1. **Backpropagation multiplies gradients layer by layer**:

   $$
   \frac{\partial L}{\partial w_1} = \frac{\partial L}{\partial o_3} \cdot \frac{\partial o_3}{\partial o_2} \cdot \frac{\partial o_2}{\partial o_1} \cdot \frac{\partial o_1}{\partial w_1}
   $$

2. **Large weights amplify gradients**:

   * If weights are initialized too big (e.g., 500, 1000), each multiplication in the chain rule makes the gradient even larger.
   * Result: `w_new = w_old - learning_rate * gradient` becomes **too large**, causing huge swings in weight values.
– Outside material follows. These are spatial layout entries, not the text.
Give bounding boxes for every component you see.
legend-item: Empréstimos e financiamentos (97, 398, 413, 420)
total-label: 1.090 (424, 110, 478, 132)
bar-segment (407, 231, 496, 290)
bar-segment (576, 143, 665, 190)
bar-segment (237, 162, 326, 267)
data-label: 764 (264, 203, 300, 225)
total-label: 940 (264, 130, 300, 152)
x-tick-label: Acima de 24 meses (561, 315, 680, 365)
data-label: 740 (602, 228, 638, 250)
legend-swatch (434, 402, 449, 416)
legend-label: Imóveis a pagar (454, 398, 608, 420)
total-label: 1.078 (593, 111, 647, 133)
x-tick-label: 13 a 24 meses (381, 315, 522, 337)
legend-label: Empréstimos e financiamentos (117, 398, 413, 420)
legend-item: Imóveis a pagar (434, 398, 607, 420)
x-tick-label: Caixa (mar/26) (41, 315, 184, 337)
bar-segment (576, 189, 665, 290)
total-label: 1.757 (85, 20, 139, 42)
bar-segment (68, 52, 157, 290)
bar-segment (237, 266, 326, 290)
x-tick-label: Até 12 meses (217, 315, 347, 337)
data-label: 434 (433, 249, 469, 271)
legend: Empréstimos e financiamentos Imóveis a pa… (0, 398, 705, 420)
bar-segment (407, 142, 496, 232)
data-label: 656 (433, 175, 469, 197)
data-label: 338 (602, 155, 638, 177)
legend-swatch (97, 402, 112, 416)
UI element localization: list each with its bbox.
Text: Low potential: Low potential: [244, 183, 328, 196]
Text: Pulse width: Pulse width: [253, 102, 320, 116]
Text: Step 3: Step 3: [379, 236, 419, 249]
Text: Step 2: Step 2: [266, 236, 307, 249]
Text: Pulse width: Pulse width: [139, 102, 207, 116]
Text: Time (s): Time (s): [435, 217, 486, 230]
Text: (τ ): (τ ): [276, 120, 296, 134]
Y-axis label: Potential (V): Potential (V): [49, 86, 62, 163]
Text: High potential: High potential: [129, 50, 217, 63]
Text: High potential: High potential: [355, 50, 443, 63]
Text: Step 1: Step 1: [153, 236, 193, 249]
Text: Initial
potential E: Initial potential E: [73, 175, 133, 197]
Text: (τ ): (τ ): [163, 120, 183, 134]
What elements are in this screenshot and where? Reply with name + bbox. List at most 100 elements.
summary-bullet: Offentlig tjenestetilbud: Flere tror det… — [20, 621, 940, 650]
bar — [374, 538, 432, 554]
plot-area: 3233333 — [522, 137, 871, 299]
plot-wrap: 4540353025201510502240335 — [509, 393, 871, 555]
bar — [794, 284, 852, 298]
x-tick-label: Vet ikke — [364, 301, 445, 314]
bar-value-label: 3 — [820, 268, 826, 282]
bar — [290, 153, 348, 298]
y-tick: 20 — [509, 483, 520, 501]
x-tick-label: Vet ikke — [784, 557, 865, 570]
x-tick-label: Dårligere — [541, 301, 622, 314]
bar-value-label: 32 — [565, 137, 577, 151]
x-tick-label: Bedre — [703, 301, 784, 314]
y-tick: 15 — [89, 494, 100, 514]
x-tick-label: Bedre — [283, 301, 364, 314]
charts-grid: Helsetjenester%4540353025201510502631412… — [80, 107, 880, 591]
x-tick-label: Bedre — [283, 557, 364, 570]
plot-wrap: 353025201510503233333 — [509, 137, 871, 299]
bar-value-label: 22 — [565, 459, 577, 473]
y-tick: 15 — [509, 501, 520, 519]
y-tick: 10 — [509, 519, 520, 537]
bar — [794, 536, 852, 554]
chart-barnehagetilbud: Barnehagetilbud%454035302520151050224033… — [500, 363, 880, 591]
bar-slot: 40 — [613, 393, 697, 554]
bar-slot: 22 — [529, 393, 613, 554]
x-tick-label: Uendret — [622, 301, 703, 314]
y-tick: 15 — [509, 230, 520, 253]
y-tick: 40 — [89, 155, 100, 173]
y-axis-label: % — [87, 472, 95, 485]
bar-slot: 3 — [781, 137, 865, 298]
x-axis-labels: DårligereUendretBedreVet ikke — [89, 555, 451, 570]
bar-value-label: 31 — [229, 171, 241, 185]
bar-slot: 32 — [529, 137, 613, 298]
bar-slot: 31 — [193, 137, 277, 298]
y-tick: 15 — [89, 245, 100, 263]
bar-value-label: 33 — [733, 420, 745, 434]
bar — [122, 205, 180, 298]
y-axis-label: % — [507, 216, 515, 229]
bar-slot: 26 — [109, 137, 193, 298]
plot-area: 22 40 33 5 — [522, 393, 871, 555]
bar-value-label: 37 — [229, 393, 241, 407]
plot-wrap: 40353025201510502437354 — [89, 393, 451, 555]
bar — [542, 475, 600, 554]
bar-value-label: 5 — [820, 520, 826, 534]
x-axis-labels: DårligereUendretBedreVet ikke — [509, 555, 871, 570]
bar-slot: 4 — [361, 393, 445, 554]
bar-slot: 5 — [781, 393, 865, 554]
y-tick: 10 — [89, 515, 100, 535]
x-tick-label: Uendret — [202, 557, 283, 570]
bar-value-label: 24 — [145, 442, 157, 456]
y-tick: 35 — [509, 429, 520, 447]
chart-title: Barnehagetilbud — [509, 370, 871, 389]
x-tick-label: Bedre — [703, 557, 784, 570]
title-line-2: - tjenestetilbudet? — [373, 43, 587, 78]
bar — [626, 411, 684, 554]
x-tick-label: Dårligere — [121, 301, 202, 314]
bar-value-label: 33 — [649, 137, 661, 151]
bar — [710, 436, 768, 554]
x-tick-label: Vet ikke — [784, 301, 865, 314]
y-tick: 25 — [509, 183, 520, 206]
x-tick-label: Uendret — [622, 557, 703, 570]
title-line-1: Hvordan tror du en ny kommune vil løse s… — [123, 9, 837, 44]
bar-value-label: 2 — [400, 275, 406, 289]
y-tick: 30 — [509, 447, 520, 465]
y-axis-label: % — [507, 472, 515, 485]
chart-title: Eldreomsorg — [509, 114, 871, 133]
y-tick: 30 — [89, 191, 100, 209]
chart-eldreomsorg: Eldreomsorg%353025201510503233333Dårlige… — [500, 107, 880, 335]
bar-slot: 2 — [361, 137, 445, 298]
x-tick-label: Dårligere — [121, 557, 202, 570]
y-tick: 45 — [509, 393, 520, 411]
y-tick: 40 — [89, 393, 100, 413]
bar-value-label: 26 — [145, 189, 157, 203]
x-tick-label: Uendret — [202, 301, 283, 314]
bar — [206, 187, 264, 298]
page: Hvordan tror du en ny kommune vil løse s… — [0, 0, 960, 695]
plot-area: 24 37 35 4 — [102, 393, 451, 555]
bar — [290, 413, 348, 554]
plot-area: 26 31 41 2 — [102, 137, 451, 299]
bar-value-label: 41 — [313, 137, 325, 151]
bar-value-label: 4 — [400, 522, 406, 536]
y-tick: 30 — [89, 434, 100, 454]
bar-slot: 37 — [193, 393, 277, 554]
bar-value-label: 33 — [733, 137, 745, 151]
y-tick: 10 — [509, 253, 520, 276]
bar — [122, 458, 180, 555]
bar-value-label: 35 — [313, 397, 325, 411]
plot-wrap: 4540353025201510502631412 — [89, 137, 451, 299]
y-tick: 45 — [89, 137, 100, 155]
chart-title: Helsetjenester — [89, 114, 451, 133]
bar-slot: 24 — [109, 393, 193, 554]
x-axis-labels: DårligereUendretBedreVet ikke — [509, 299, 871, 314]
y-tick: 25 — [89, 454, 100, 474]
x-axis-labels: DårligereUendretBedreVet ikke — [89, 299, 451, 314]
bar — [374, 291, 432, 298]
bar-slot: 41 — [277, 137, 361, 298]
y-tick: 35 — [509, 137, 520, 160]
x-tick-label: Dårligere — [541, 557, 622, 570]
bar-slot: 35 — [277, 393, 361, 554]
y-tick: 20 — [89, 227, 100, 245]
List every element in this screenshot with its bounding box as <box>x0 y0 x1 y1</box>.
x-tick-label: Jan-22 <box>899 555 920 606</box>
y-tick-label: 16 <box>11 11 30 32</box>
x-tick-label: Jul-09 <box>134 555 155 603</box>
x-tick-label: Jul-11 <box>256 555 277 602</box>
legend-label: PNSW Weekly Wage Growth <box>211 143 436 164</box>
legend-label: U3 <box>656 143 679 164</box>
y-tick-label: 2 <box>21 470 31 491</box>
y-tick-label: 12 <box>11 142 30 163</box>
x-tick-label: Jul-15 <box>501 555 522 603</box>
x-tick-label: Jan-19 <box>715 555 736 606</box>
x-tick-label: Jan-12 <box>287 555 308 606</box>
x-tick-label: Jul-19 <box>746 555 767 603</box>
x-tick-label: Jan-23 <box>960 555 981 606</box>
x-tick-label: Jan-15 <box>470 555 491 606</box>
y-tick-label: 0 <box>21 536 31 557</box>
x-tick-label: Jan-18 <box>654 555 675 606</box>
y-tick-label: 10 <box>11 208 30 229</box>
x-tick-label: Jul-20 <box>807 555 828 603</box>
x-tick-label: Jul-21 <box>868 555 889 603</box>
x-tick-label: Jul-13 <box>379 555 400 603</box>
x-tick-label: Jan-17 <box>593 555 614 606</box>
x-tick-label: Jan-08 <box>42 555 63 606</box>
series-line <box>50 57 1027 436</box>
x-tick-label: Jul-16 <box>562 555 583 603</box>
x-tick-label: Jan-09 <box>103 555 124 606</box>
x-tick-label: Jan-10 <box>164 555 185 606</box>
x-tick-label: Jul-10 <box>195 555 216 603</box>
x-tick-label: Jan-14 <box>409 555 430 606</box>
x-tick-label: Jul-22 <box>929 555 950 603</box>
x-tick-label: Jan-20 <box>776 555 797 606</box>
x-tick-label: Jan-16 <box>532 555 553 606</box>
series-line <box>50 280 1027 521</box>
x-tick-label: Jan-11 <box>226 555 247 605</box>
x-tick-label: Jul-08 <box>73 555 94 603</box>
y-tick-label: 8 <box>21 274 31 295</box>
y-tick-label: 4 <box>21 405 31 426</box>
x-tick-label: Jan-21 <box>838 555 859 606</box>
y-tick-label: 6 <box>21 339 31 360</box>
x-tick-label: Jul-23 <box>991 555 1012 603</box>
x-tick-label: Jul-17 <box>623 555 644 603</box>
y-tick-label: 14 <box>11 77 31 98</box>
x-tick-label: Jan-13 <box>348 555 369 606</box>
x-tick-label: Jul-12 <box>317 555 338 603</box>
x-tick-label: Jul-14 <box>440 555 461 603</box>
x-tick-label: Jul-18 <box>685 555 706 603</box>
3. **Effect on training**:

   * Loss may oscillate or shoot up instead of decreasing.
   * Model may fail to converge to the global minimum.

---

### **Key Factors**

* **Weight Initialization**: Large initial weights → exploding gradients.
* **Activation Functions**: Certain activations (like sigmoid/tanh) can also amplify or saturate gradients.
* **Deep Networks**: More layers → more multiplications → higher risk.

---

### **Solutions**

* Use **careful weight initialization techniques**, like:

  * **Xavier/Glorot Initialization** for sigmoid/tanh
  * **He Initialization** for ReLU
* Use **gradient clipping**: Limit the gradient magnitude to a maximum value.
* Prefer **ReLU activations** for deep networks to reduce vanishing/exploding risks.